Nina folgte den befestigten Erdspuren um eine Kurve, und da lag die Baustelle vor ihr, größer und tiefer, als sie erwartet hatte. Dieses Gebäude ging offensichtlich nicht nur in die Höhe, sondern auch einige Stockwerke in die Tiefe. Im Moment war es nicht mehr als ein riesiges Loch mit ausgefransten Rändern, die durch Barrikaden gesichert waren.
Sie vermutete, dass bei laufendem Betrieb Lastwagen am Rand der Baugrube entlangfuhren und Arbeiten auf dem Gerüst stattfanden, das für den Zugang zur Grube errichtet worden war.
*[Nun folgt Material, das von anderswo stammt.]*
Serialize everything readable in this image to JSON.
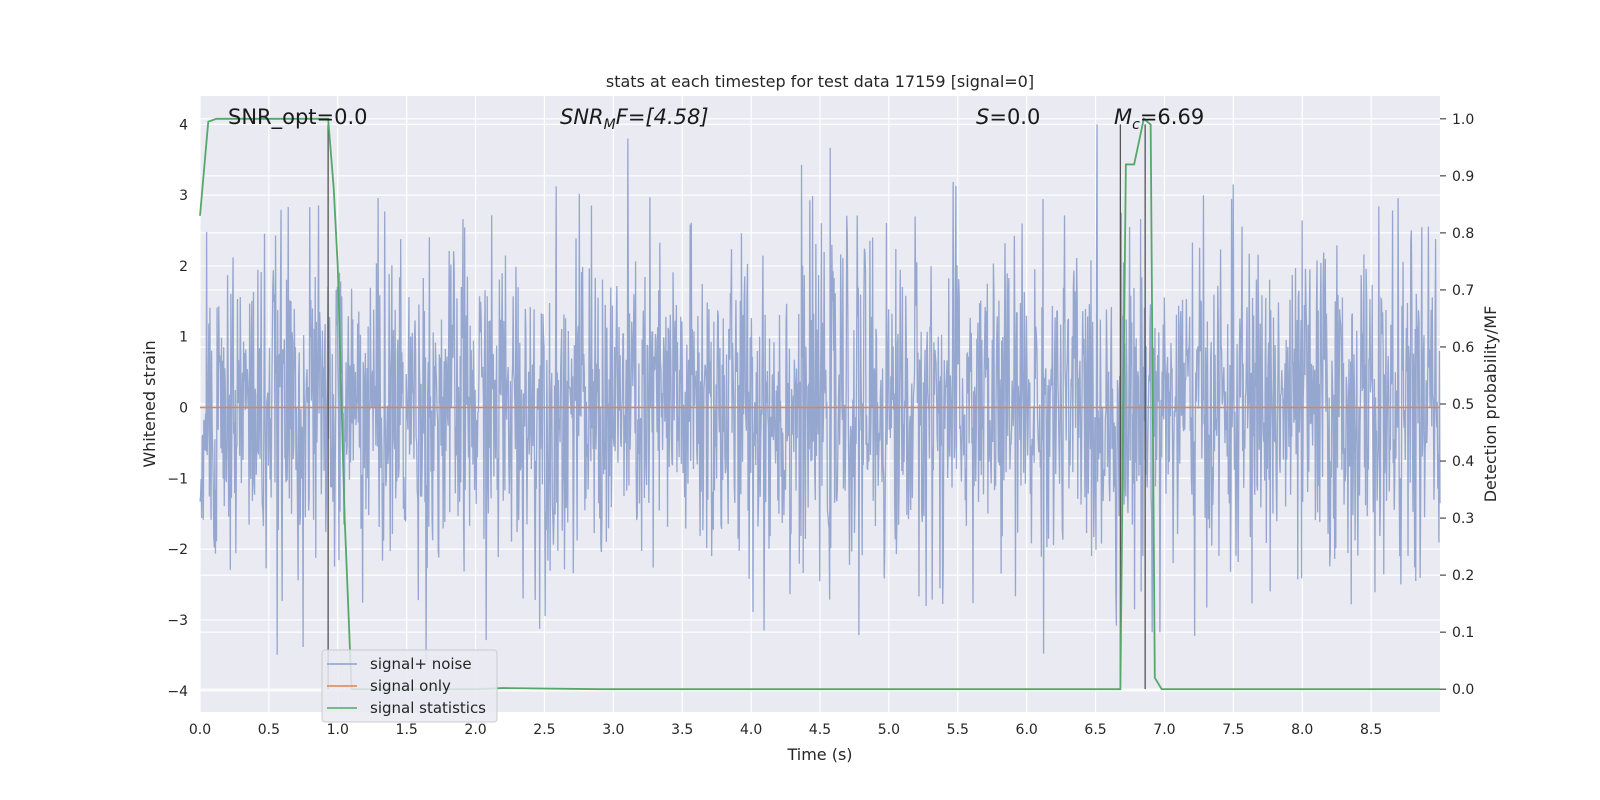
{
  "chart_data": {
    "type": "line",
    "title": "stats at each timestep for test data 17159 [signal=0]",
    "xlabel": "Time (s)",
    "ylabel": "Whitened strain",
    "y2label": "Detection probability/MF",
    "xlim": [
      0.0,
      9.0
    ],
    "ylim": [
      -4.3,
      4.4
    ],
    "y2lim": [
      -0.04,
      1.04
    ],
    "xticks": [
      "0.0",
      "0.5",
      "1.0",
      "1.5",
      "2.0",
      "2.5",
      "3.0",
      "3.5",
      "4.0",
      "4.5",
      "5.0",
      "5.5",
      "6.0",
      "6.5",
      "7.0",
      "7.5",
      "8.0",
      "8.5"
    ],
    "yticks": [
      "4",
      "3",
      "2",
      "1",
      "0",
      "−1",
      "−2",
      "−3",
      "−4"
    ],
    "y2ticks": [
      "1.0",
      "0.9",
      "0.8",
      "0.7",
      "0.6",
      "0.5",
      "0.4",
      "0.3",
      "0.2",
      "0.1",
      "0.0"
    ],
    "grid": true,
    "legend_position": "lower-left",
    "colors": {
      "noise": "#8c9fcb",
      "signal": "#dd8452",
      "stats": "#55a868",
      "marker": "#555555",
      "plot_bg": "#eaeaf2"
    },
    "annotations": {
      "snr_opt": "SNR_opt=0.0",
      "snr_mf_main": "SNR",
      "snr_mf_sub": "M",
      "snr_mf_rest": "F=[4.58]",
      "s_main": "S",
      "s_rest": "=0.0",
      "mc_main": "M",
      "mc_sub": "c",
      "mc_rest": "=6.69"
    },
    "series": [
      {
        "name": "signal+ noise",
        "description_values": "noise samples with amplitude mostly within ±2.5, peaks near ±3.5",
        "amplitude_std": 1.15,
        "x_range": [
          0.0,
          9.0
        ],
        "n_points": 2250
      },
      {
        "name": "signal only",
        "x": [
          0.0,
          9.0
        ],
        "y": [
          0.0,
          0.0
        ]
      },
      {
        "name": "signal statistics",
        "axis": "right",
        "x": [
          0.0,
          0.06,
          0.12,
          0.5,
          0.93,
          0.97,
          1.0,
          1.05,
          1.1,
          1.2,
          2.0,
          2.2,
          2.9,
          3.0,
          6.68,
          6.72,
          6.78,
          6.85,
          6.9,
          6.93,
          6.98,
          7.0,
          9.0
        ],
        "y": [
          0.83,
          0.995,
          1.0,
          1.0,
          1.0,
          0.88,
          0.74,
          0.3,
          0.0,
          0.0,
          0.0,
          0.002,
          0.0,
          0.0,
          0.0,
          0.92,
          0.92,
          1.0,
          0.99,
          0.02,
          0.0,
          0.0,
          0.0
        ]
      }
    ],
    "vlines": [
      0.93,
      6.68,
      6.86
    ],
    "legend": [
      "signal+ noise",
      "signal only",
      "signal statistics"
    ]
  }
}
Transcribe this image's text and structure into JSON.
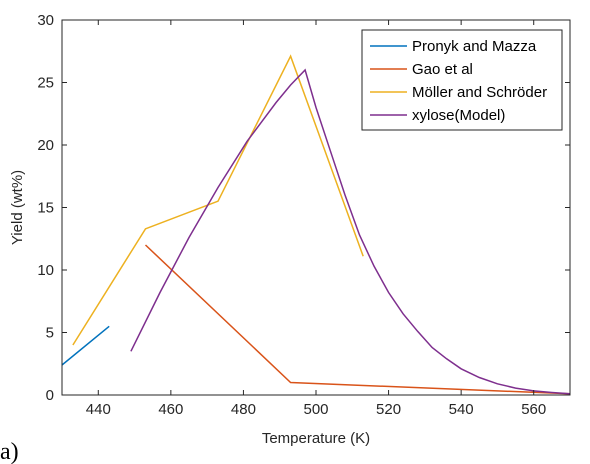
{
  "panel_label": "a)",
  "chart_data": {
    "type": "line",
    "title": "",
    "xlabel": "Temperature (K)",
    "ylabel": "Yield (wt%)",
    "xlim": [
      430,
      570
    ],
    "ylim": [
      0,
      30
    ],
    "xticks": [
      440,
      460,
      480,
      500,
      520,
      540,
      560
    ],
    "yticks": [
      0,
      5,
      10,
      15,
      20,
      25,
      30
    ],
    "legend_position": "top-right",
    "series": [
      {
        "name": "Pronyk and Mazza",
        "color": "#0072BD",
        "x": [
          430,
          443
        ],
        "y": [
          2.4,
          5.5
        ]
      },
      {
        "name": "Gao et al",
        "color": "#D95319",
        "x": [
          453,
          493,
          570
        ],
        "y": [
          12.0,
          1.0,
          0.1
        ]
      },
      {
        "name": "Möller and Schröder",
        "color": "#EDB120",
        "x": [
          433,
          453,
          473,
          493,
          513
        ],
        "y": [
          4.0,
          13.3,
          15.5,
          27.1,
          11.1
        ]
      },
      {
        "name": "xylose(Model)",
        "color": "#7E2F8E",
        "x": [
          449,
          457,
          465,
          473,
          481,
          489,
          493,
          497,
          500,
          504,
          508,
          512,
          516,
          520,
          524,
          528,
          532,
          536,
          540,
          545,
          550,
          555,
          560,
          565,
          570
        ],
        "y": [
          3.5,
          8.2,
          12.6,
          16.6,
          20.3,
          23.4,
          24.8,
          26.0,
          23.0,
          19.5,
          16.0,
          12.8,
          10.3,
          8.2,
          6.5,
          5.1,
          3.8,
          2.9,
          2.1,
          1.4,
          0.9,
          0.55,
          0.33,
          0.2,
          0.1
        ]
      }
    ]
  }
}
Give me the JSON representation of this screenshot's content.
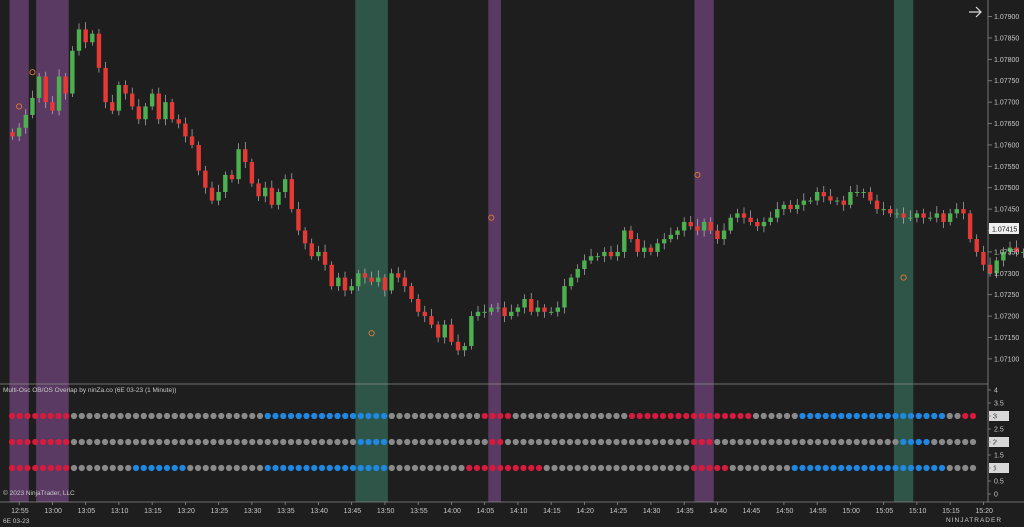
{
  "panel_title": "Multi-Osc OB/OS Overlap by ninZa.co (6E 03-23 (1 Minute))",
  "copyright": "© 2023 NinjaTrader, LLC",
  "instrument_tag": "6E 03-23",
  "brand": "NINJATRADER",
  "current_price_label": "1.07415",
  "colors": {
    "background": "#1e1e1e",
    "up_candle": "#4caf50",
    "down_candle": "#e53935",
    "purple_band": "#5a3a62",
    "green_band": "#2f5548",
    "dot_red": "#d81b3c",
    "dot_blue": "#1e88e5",
    "dot_gray": "#8a8a8a",
    "signal_marker": "#e07a36"
  },
  "chart_data": [
    {
      "type": "candlestick",
      "timeframe": "1 Minute",
      "instrument": "6E 03-23",
      "x_tick_labels": [
        "12:55",
        "13:00",
        "13:05",
        "13:10",
        "13:15",
        "13:20",
        "13:25",
        "13:30",
        "13:35",
        "13:40",
        "13:45",
        "13:50",
        "13:55",
        "14:00",
        "14:05",
        "14:10",
        "14:15",
        "14:20",
        "14:25",
        "14:30",
        "14:35",
        "14:40",
        "14:45",
        "14:50",
        "14:55",
        "15:00",
        "15:05",
        "15:10",
        "15:15",
        "15:20"
      ],
      "y_tick_labels": [
        "1.07900",
        "1.07850",
        "1.07800",
        "1.07750",
        "1.07700",
        "1.07650",
        "1.07600",
        "1.07550",
        "1.07500",
        "1.07450",
        "1.07400",
        "1.07350",
        "1.07300",
        "1.07250",
        "1.07200",
        "1.07150",
        "1.07100"
      ],
      "ylim": [
        1.0706,
        1.0792
      ],
      "closes": [
        1.0762,
        1.0764,
        1.0767,
        1.0771,
        1.0776,
        1.077,
        1.0768,
        1.0776,
        1.0772,
        1.0782,
        1.0787,
        1.0784,
        1.0786,
        1.0778,
        1.077,
        1.0768,
        1.0774,
        1.0772,
        1.0769,
        1.0766,
        1.0769,
        1.0772,
        1.0766,
        1.077,
        1.0766,
        1.0765,
        1.0762,
        1.076,
        1.0754,
        1.075,
        1.0747,
        1.0749,
        1.0753,
        1.0752,
        1.0759,
        1.0756,
        1.0751,
        1.0748,
        1.075,
        1.0746,
        1.0749,
        1.0752,
        1.0745,
        1.074,
        1.0737,
        1.0734,
        1.0735,
        1.0732,
        1.0727,
        1.0729,
        1.0726,
        1.0727,
        1.073,
        1.0729,
        1.0728,
        1.0729,
        1.0726,
        1.073,
        1.0729,
        1.0727,
        1.0724,
        1.0721,
        1.072,
        1.0718,
        1.0715,
        1.0718,
        1.0714,
        1.0712,
        1.0713,
        1.072,
        1.0721,
        1.0721,
        1.0722,
        1.0722,
        1.072,
        1.0721,
        1.0722,
        1.0724,
        1.0721,
        1.0722,
        1.0721,
        1.0721,
        1.0722,
        1.0727,
        1.0729,
        1.0731,
        1.0733,
        1.0734,
        1.0734,
        1.0735,
        1.0734,
        1.0735,
        1.074,
        1.0738,
        1.0735,
        1.0736,
        1.0735,
        1.0737,
        1.0738,
        1.0739,
        1.074,
        1.0742,
        1.0741,
        1.074,
        1.0742,
        1.074,
        1.0738,
        1.074,
        1.0743,
        1.0744,
        1.0743,
        1.0742,
        1.0741,
        1.0742,
        1.0743,
        1.0745,
        1.0746,
        1.0745,
        1.0746,
        1.0747,
        1.0747,
        1.0749,
        1.0748,
        1.0747,
        1.0747,
        1.0746,
        1.0749,
        1.0749,
        1.0749,
        1.0747,
        1.0745,
        1.0745,
        1.0744,
        1.0744,
        1.0743,
        1.0743,
        1.0744,
        1.0743,
        1.0743,
        1.0744,
        1.0742,
        1.0744,
        1.0745,
        1.0744,
        1.0738,
        1.0735,
        1.0732,
        1.073,
        1.0733,
        1.0735,
        1.0736,
        1.0735,
        1.0735,
        1.0737,
        1.0739,
        1.074,
        1.0741,
        1.074,
        1.0742
      ],
      "oscillator_rows": [
        "3",
        "2",
        "1"
      ],
      "oscillator_y_tick_labels": [
        "4",
        "3.5",
        "3",
        "2.5",
        "2",
        "1.5",
        "1",
        "0.5",
        "0"
      ],
      "markers": [
        {
          "time": "12:55",
          "price": 1.0769
        },
        {
          "time": "12:57",
          "price": 1.0777
        },
        {
          "time": "13:48",
          "price": 1.0716
        },
        {
          "time": "14:06",
          "price": 1.0743
        },
        {
          "time": "14:37",
          "price": 1.0753
        },
        {
          "time": "15:08",
          "price": 1.0729
        }
      ]
    }
  ]
}
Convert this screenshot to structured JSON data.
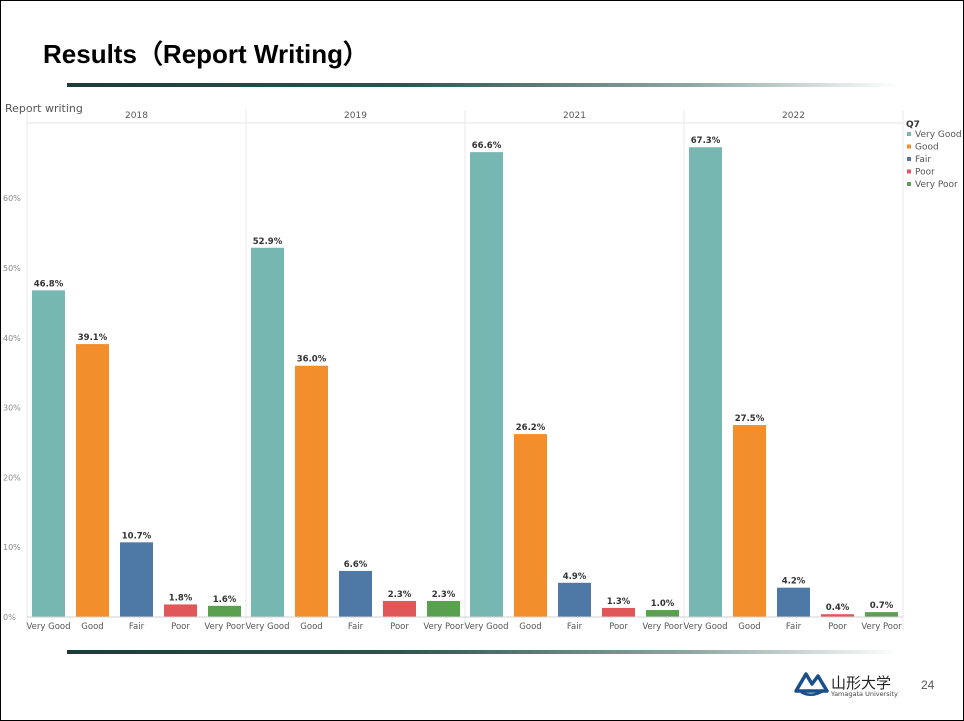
{
  "slide": {
    "title": "Results（Report Writing）",
    "page_number": "24",
    "logo_text_jp": "山形大学",
    "logo_text_en": "Yamagata University"
  },
  "chart_data": {
    "type": "bar",
    "title": "Report writing",
    "panel_field": "",
    "panels": [
      "2018",
      "2019",
      "2021",
      "2022"
    ],
    "categories": [
      "Very Good",
      "Good",
      "Fair",
      "Poor",
      "Very Poor"
    ],
    "colors": {
      "Very Good": "#76b7b2",
      "Good": "#f28e2b",
      "Fair": "#4e79a7",
      "Poor": "#e15759",
      "Very Poor": "#59a14f"
    },
    "values": {
      "2018": [
        46.8,
        39.1,
        10.7,
        1.8,
        1.6
      ],
      "2019": [
        52.9,
        36.0,
        6.6,
        2.3,
        2.3
      ],
      "2021": [
        66.6,
        26.2,
        4.9,
        1.3,
        1.0
      ],
      "2022": [
        67.3,
        27.5,
        4.2,
        0.4,
        0.7
      ]
    },
    "data_labels": {
      "2018": [
        "46.8%",
        "39.1%",
        "10.7%",
        "1.8%",
        "1.6%"
      ],
      "2019": [
        "52.9%",
        "36.0%",
        "6.6%",
        "2.3%",
        "2.3%"
      ],
      "2021": [
        "66.6%",
        "26.2%",
        "4.9%",
        "1.3%",
        "1.0%"
      ],
      "2022": [
        "67.3%",
        "27.5%",
        "4.2%",
        "0.4%",
        "0.7%"
      ]
    },
    "y_ticks": [
      "0%",
      "10%",
      "20%",
      "30%",
      "40%",
      "50%",
      "60%"
    ],
    "ylim": [
      0,
      70
    ],
    "legend": {
      "title": "Q7",
      "position": "right",
      "items": [
        "Very Good",
        "Good",
        "Fair",
        "Poor",
        "Very Poor"
      ]
    },
    "xlabel": "",
    "ylabel": ""
  }
}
Doch jetzt herrschte Stillstand. Der Mord hatte dem ein jähes Ende gesetzt, und die gesamte Baustelle wirkte so ruhig, wie sie es wohl Anfang der Woche gewesen sein musste, als der Betrieb eingestellt worden war.
Gleich hinter dem Eingang bemerkte sie einen gestresst wirkenden Mann mit einem Schutzhelm auf dem großen Kopf und einer Sicherheitsweste, die ihm eine Nummer zu klein erschien. Er sprach gerade mit einem uniformierten Polizeibeamten.
Nina konnte die Worte nicht verstehen, aber der Tonfall des Bauleiters war nachdrücklich, und seine Handbewegungen verdeutlichten, dass Zeit Geld sei und diese zusätzliche Verzögerung die Kosten in die Höhe treiben würde.
Sie empfand Mitleid mit ihm. Niemand rechnete damit, dass der Betrieb wegen eines Mordes vor Ort zum Erliegen kommen würde. Und da es sich um einen Serienmord handelte, würde die Spurensicherung akribisch nach Beweisen suchen, denn sie wusste, dass jeder Hinweis entscheidend sein konnte. Sie rechnete nicht damit, dass die Arbeit heute wieder aufgenommen werden würde. Vielleicht nicht einmal morgen.
Sie zog sich Handschuhe und Überschuhe an und machte sich auf den Weg zum Tatort. Der Geruch von frisch ausgehobener Erde und rohem Beton stieg ihr in die Nase, vermischt mit dem beißenden Duft von Diesel.
Jetzt konnte sie die Stimme des Bauleiters deutlich hören, der mit dem für den Tatort zuständigen Polizisten verhandelte.
„Können wir wenigstens auf der gegenüberliegenden Seite weiterarbeiten?”, flehte er. „Mein Auftraggeber hat eine Frist für den Bau einzuhalten. Bis nächste Woche müssen wir die Fundamente fertig haben.”
Nina wurde wieder einmal bewusst, wie hart und rau diese Branche war. Schwere Verletzungen, gefährliche Situationen und sogar Todesfälle auf der Baustelle waren für die Arbeiter keine Seltenheit. Sie waren es gewohnt, Rückschläge einzustecken und trotzdem weiterzumachen.